Lately I have been searching for ways to articulate the connection between worship and leadership, two of my biggest passions. At first it seemed incredibly difficult. What could Good to Great and Engaging With God possibly have in common? I thought, maybe I just have two things that I’m passionate about that are basically unrelated. It wouldn’t be the first time!
But more reflection has shown me I was wrong. There is, in fact, a very strong connection between worship and leadership if you take a closer look.
Worship is essentially about glory. God is glorious, THE only being in the universe whose essence and character are so magnificent we could spend eternity (literally) captivated by all he is. Even attempting to write a description of God’s glory seems feeble at best. In corporate worship, we gather as the people of God to celebrate and proclaim God’s glory in prayer, songs, preaching and proclaiming the scriptures, and by participating in the sacred acts of the Christian church (baptism and eucharist). Worship reenacts the Story of God’s creation, our fall into sin, God’s redemption, and re-creation of all things. These activities are both participation and proclamation that God is glorious, the Greatest and most Beautiful One of all.
Human beings were made for God’s glory (see 1 Cor. 10:31, Col. 3:17, CS. Lewis’ The Weight of Glory) and thus made for worship. It is a self-verifying truth that glory is of paramount importance to the human soul. Humans everywhere are drawn to the ocean, the mountains, spectacular sporting events and feats of human skill and achievement. Why? Glory. When we worship God, we experience his glory by experiencing him and experiencing what we were made for.

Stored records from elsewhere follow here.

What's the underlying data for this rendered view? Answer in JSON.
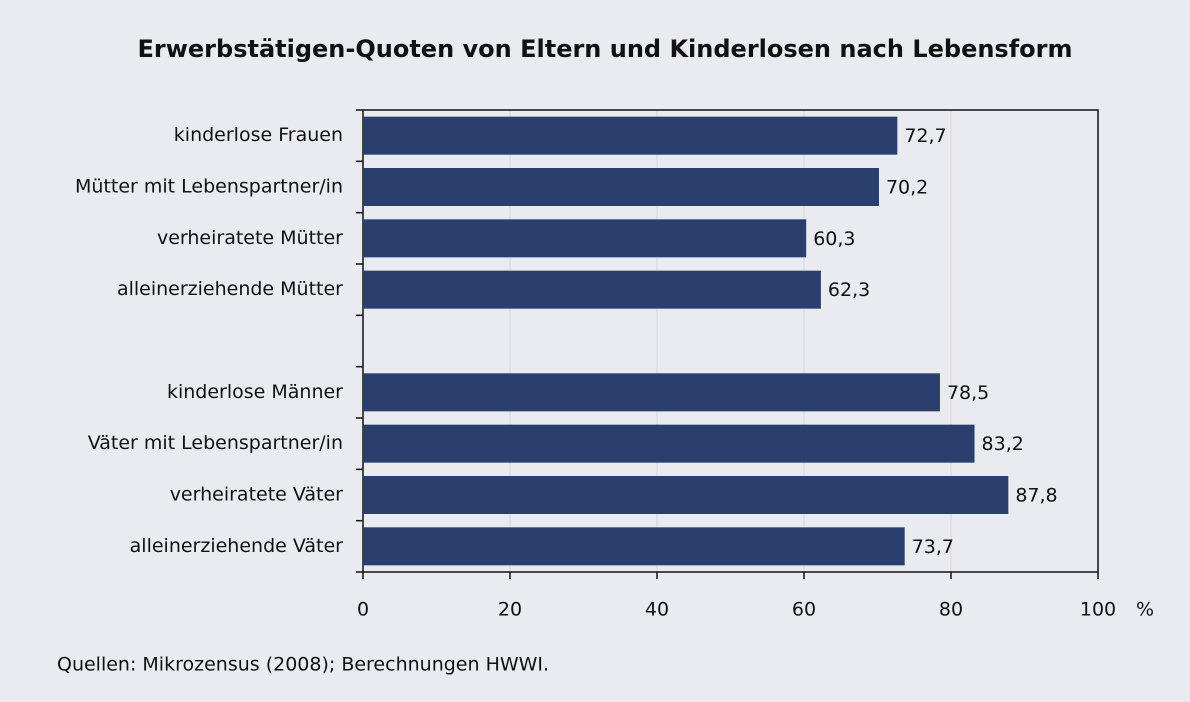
{
  "chart_data": {
    "type": "barh",
    "title": "Erwerbstätigen-Quoten von Eltern und Kinderlosen nach Lebensform",
    "categories": [
      "kinderlose Frauen",
      "Mütter mit Lebenspartner/in",
      "verheiratete Mütter",
      "alleinerziehende Mütter",
      null,
      "kinderlose Männer",
      "Väter mit Lebenspartner/in",
      "verheiratete Väter",
      "alleinerziehende Väter"
    ],
    "values": [
      72.7,
      70.2,
      60.3,
      62.3,
      null,
      78.5,
      83.2,
      87.8,
      73.7
    ],
    "value_labels": [
      "72,7",
      "70,2",
      "60,3",
      "62,3",
      null,
      "78,5",
      "83,2",
      "87,8",
      "73,7"
    ],
    "color": "#2b3f6e",
    "xlim": [
      0,
      100
    ],
    "xticks": [
      0,
      20,
      40,
      60,
      80,
      100
    ],
    "x_unit": "%",
    "grid": true,
    "source": "Quellen: Mikrozensus (2008); Berechnungen HWWI."
  }
}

Leadership is essentially the right ordering of ourselves and our relationships. It is intentional stewardship of who we are and how we interact with the world around us. God has created a right order for our lives and for our relationships, made clear in the Bible. Leadership teaching (well, let’s say good leadership teaching) is the distillation of the principles of self-leadership and right relationships that God has designed.
This brings us to the connection point between worship and leadership: righteousness. Righteousness simply means “right-ness,” the proper order of things in the world. God sits on a throne of righteousness and justice (Ps. 89:14) because he makes things right and just. When I live my life to God’s glory, I am essentially living a righteous life, living the way that God intended me to live according to his design. He has designed me to behold his glory, and as I gather with his people and sing and pray and kneel, my eyes are opened. He has also designed me to be disciplined, to be honest, and to live in right relationship with others. If my life is meant to be lived to the glory of God, then my leadership of self and of others will be expressions of worship. Leadership as worship takes worship from the church building and puts it in my calendar and my conversations.
I love to be out in nature. There’s nothing quite like climbing to a higher altitude and looking out across the space below. There’s nothing quite like a sunset, a clear starry sky or the pounding surf of the ocean at high tide. These sights remind me that God is glorious and powerful and has made a world that is very good. In the same way, seeing a man or woman seeking to live life to God’s glory, working hard to make the best use of the time, talent and treasure they have been given, reminds me that God is glorious and his creation of humankind is very good. He has made humans to be the crowning glory of his creation, and we have the chance to display his glory when we live in righteousness.
“Let everything that has breath praise the LORD!”